矢嶋

大魔神の矢嶋のレビュー・感想・評価

大魔神(1966年製作の映画)
3.7
特撮のレベルはかなり高い。合成技術もだが、ミニチュアがすごく気合入っていて迫力がある。この部分だけで特撮ファンは見る価値があるだろう。

魔神は一見すると小笹の願いを聞いてくれたように見えるが、実はそこまで協力的なわけでないのが面白い。そもそも勧善懲悪に見えて10年も放置していた上、あの展開だと自分に危害を加えられたことがきっかけにも見える。そして、途中までは無辜の民を巻き添えにすることもさして気にしていなかった。つまり、罰当たりというよりは怒れる魔神という感が強い。
ゴジラでさえ鳴き声等である程度感情らしいものが見えるが、一切無言であるため考えが読めない怖さがある。山の中における幻覚や巫女が殺されたシーン等もおどろおどろしい演出がなされており、昔の日本的な怖さが個性だと思う。
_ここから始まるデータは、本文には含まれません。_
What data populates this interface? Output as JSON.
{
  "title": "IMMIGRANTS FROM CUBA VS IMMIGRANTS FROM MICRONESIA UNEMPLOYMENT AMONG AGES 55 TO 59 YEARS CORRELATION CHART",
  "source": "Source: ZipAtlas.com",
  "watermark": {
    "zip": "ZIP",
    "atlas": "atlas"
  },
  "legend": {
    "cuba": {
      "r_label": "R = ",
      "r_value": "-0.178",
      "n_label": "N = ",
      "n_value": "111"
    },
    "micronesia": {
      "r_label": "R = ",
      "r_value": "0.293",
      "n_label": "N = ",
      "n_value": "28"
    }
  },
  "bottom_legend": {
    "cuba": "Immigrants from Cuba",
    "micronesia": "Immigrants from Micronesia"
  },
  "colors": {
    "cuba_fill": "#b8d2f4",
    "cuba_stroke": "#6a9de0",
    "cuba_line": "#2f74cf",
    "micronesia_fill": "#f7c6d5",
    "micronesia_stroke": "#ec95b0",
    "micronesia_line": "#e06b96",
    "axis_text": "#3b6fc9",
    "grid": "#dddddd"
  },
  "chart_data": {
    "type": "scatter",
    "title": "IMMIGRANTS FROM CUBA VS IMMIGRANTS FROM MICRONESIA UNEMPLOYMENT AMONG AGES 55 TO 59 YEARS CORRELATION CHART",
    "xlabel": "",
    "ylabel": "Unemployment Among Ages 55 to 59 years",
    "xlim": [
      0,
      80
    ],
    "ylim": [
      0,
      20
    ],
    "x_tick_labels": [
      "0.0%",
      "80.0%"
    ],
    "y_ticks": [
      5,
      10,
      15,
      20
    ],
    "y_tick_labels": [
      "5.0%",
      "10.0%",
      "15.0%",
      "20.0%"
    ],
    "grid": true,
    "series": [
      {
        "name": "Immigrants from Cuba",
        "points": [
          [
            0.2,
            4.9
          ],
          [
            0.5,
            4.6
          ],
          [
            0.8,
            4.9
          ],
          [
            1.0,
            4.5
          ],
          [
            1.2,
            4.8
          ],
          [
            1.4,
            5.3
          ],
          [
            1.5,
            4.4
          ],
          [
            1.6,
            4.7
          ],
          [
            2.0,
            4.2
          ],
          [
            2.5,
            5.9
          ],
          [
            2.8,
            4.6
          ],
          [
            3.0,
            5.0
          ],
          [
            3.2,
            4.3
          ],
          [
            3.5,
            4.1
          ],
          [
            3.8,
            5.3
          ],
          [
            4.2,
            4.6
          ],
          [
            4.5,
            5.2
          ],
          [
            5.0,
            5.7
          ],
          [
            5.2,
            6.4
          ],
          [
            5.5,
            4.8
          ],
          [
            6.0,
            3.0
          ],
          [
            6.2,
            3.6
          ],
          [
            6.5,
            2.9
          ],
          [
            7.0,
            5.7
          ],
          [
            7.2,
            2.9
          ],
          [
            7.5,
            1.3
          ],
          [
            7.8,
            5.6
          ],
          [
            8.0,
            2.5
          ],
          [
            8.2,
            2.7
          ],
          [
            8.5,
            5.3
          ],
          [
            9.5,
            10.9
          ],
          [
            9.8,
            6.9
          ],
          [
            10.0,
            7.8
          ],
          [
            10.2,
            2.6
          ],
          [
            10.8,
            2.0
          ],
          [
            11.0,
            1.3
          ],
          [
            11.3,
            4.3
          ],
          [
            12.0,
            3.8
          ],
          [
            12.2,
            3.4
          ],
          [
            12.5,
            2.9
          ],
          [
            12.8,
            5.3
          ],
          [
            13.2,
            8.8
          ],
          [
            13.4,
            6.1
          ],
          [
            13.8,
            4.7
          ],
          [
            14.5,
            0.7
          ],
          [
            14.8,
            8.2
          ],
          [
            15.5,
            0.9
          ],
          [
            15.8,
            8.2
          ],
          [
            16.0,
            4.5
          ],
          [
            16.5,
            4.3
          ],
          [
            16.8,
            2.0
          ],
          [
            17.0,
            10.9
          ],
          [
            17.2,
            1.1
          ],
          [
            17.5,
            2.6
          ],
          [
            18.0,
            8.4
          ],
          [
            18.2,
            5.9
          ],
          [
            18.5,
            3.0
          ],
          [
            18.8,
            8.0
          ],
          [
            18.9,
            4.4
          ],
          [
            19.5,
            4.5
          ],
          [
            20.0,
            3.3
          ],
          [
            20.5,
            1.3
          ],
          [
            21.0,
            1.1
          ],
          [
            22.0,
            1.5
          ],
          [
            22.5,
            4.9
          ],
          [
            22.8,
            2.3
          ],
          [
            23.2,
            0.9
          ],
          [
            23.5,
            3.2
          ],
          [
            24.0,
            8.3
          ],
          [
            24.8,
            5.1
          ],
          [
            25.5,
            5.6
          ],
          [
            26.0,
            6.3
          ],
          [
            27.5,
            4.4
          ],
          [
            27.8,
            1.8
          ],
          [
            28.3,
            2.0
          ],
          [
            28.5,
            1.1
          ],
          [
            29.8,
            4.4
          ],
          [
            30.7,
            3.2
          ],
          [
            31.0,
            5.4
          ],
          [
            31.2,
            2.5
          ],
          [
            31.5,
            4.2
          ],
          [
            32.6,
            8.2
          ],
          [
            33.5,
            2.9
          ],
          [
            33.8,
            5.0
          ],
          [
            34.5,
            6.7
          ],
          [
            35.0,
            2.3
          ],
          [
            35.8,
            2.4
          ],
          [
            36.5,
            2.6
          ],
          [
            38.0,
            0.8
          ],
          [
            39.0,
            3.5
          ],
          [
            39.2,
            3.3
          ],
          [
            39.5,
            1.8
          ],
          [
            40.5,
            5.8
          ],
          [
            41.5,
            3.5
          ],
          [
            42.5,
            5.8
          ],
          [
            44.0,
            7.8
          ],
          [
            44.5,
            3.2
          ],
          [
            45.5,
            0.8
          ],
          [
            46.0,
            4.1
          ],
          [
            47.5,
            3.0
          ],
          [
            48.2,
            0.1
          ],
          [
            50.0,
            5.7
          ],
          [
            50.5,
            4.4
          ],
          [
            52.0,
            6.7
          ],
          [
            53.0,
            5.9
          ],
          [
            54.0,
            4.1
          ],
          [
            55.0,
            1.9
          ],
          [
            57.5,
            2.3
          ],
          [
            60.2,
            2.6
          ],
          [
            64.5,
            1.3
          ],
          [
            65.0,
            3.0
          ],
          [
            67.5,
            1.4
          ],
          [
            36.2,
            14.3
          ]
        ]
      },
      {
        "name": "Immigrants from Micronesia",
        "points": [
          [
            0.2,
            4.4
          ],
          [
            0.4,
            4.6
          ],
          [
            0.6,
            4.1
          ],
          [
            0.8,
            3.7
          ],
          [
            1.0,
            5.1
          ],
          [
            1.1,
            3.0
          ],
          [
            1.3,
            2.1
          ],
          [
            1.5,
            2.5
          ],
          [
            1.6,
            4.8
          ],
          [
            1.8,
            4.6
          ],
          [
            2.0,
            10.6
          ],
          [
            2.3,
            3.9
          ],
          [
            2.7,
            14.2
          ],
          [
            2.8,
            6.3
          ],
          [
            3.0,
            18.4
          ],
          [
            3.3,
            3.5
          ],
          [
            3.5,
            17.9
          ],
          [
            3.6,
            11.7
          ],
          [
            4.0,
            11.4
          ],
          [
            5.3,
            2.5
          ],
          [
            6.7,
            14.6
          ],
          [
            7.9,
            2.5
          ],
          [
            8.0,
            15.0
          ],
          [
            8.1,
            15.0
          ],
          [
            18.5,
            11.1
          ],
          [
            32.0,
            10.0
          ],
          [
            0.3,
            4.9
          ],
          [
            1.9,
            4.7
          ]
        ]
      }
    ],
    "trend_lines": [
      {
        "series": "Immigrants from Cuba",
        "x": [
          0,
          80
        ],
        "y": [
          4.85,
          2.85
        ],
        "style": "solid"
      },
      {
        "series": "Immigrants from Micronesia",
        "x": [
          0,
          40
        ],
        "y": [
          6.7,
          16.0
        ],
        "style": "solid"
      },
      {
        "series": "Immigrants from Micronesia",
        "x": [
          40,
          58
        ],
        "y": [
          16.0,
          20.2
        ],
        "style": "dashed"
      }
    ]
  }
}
そして、感情が見えないところにあの血走った目があるため、怒りの印象を強めている。

逆に魔神が出てくるまでは、金がかかっているとは言えあまりにも普通の時代劇だったと思う。怪獣が出るまでの溜めというという感じはあまりしない。王道ではあるがよくある話で、脚本の面白さは希薄だった。殺陣もレベルが低いわけではないが、やはり普通だなと思ってしまう。
そもそも個人的に時代劇が得意じゃないのだが、迷信が多くの人に信じられている設定や、小笹の清い信仰心に説得力を持たせるには妥当なのかなとも思う。

それと、昔の特撮における子供の出番の多さはここでもあるんだな…と思った。思ったよりは頑張っていたが、やはり演技では大幅に劣るので気になる。